1887 container

1887 offers reusable container to promote environmentally friendly practices. 

Gonzaga University continues to make strides toward a more sustainable campus with new reusable food containers at 1887 at Cataldo. The progress comes in the form of green plastic containers that students can pick up when they get food and return later when they are done to be washed for reuse by other students. Students receive a freshly washed container when they return their previous one. 

Chef Tompall Nichols started this initiative when he saw trash cans full of disposable food containers from students that hadn’t taken their food to go. His concern for the unnecessary waste inspired him to offer a greener alternative. 

It costs $5 to purchase the reusable container, which can be paid with Bulldog Bucks or money. When a student enters 1887 they can tell the attendant at the door that they want a container. When the student receives a green container, they will also receive a token which they bring back when returning the container. If they are eating inside of 1887, they can toss the container into a specified bin to be collected and washed for the next use. The containers can be taken anywhere and can be returned at the student’s convenience with their received token. 

Not only does this new system cut down on material waste, it also cuts down on cost.

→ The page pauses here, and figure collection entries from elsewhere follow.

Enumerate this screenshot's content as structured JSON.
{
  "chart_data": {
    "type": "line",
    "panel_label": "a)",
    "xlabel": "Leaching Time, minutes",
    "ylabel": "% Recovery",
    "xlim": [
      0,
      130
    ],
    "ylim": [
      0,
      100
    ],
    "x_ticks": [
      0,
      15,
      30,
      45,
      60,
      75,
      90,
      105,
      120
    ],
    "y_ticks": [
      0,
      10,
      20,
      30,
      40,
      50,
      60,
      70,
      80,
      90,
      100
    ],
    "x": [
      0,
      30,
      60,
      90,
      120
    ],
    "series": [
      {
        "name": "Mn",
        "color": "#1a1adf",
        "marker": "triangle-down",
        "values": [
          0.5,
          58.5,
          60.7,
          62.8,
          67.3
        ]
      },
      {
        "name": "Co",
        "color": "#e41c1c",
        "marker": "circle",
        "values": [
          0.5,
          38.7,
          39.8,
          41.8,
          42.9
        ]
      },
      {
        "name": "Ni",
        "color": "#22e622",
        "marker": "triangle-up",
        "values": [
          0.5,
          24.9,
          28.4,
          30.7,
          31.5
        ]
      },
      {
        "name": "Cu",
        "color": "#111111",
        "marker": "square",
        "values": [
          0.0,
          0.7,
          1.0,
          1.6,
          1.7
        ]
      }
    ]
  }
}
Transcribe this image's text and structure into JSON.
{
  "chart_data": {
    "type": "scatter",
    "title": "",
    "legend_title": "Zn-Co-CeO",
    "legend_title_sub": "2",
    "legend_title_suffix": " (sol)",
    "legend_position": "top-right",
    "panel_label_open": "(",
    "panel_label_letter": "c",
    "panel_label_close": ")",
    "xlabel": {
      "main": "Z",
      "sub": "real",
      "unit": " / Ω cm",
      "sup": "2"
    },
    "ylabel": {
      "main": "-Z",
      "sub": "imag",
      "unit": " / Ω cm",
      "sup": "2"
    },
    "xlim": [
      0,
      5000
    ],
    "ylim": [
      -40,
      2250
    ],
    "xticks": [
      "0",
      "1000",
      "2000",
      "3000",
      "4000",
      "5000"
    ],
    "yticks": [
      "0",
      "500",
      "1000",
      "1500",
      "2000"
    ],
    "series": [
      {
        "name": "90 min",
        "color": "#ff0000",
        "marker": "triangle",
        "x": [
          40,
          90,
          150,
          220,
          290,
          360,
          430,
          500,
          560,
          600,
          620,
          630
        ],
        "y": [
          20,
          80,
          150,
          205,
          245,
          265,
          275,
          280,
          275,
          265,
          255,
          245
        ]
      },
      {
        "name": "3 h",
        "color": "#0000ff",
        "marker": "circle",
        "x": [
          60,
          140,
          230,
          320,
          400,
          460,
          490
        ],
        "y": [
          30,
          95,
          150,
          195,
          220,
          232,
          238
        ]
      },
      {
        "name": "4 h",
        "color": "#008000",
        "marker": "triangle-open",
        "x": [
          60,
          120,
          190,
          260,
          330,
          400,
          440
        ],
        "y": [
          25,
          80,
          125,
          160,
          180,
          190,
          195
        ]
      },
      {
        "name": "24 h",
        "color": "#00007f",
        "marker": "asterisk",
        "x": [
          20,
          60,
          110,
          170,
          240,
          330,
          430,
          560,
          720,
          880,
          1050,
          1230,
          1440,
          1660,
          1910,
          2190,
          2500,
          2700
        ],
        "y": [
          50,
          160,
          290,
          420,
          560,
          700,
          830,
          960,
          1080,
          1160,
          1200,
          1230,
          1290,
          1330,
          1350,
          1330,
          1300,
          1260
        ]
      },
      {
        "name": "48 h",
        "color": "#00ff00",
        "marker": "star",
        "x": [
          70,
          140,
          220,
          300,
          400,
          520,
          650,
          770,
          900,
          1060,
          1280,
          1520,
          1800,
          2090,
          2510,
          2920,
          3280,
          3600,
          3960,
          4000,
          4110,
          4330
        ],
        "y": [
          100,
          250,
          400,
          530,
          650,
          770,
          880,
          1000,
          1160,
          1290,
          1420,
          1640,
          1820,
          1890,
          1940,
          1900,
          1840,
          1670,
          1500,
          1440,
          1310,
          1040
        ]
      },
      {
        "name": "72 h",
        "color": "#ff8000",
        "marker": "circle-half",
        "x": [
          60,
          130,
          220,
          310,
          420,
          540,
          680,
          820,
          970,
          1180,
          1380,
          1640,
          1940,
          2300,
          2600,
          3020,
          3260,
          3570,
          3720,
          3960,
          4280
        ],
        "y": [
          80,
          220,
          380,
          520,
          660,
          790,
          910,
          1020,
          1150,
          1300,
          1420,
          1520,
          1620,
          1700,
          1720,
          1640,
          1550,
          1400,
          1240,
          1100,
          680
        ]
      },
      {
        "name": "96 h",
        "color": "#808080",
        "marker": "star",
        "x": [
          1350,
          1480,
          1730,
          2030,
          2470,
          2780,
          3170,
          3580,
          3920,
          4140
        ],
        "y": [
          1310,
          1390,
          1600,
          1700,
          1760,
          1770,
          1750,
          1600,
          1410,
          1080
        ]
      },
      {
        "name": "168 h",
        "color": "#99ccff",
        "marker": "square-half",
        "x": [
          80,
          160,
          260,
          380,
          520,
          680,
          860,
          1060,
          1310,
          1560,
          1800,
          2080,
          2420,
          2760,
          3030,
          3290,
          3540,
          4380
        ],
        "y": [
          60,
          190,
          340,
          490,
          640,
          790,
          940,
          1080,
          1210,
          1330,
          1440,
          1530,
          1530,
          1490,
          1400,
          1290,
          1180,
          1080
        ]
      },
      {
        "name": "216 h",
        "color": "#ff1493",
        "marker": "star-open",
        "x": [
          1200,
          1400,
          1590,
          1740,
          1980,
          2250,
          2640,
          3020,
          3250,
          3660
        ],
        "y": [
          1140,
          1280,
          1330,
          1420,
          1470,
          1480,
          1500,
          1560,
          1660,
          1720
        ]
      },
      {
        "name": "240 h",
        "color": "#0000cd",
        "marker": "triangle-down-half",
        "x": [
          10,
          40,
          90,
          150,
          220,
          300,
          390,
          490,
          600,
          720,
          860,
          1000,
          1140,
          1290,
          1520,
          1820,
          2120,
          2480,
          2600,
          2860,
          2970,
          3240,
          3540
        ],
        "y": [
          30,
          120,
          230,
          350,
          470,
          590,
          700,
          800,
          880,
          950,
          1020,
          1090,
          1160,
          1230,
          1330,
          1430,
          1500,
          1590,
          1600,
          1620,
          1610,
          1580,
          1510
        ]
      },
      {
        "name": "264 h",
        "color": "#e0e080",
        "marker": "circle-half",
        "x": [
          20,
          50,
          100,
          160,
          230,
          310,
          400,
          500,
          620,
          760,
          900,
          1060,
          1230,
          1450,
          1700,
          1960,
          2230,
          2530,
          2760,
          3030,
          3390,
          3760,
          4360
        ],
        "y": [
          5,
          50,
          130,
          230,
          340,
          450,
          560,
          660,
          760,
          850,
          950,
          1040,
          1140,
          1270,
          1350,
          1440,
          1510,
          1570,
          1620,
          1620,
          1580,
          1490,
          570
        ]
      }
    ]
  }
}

Each disposable container costs $1.20, and with the amount of students flowing through the establishment using and throwing away these boxes, the environmental and monetary costs add up. 

There are currently no other food outlets on campus that offer reusable containers, but the staff at 1887 hopes that it will catch on. The feedback of the students will help the dining staff determine the next step in dining sustainability. 

Along with the containers, 1887 exclusively offers biodegradable utensils and napkins. It continues to make steps toward being more and more environmentally friendly every day and wishes to inspire other locations on and off campus to do the same. 


Hannah Landry is a contributor. 

Recommended for you

(1) comment


Plenty of other companies and research institutes, such as Full Cycle Bioplastics, Elk Packaging and VTT Technical Research Centre of Finland, are working on similar biopolymer solutions that are more environmentally friendly but equally functional as conventional plastic that goes nicely with any roll off dumpster manufacturer. And Toby McCartney's firm MacRebur has developed a road surface material made from an asphalt mix and pellets of recycled plastic. The plastic mix replaces much of the oil-based bitumen traditionally used in road building.

Welcome to the discussion.

Keep it Clean. Please avoid obscene, vulgar, lewd, racist or sexually-oriented language.
Don't Threaten. Threats of harming another person will not be tolerated.
Be Truthful. Don't knowingly lie about anyone or anything.
Be Nice. No racism, sexism or any sort of -ism that is degrading to another person.
Be Proactive. Use the 'Report' link on each comment to let us know of abusive posts.
Share with Us. We'd love to hear eyewitness accounts, the history behind an article.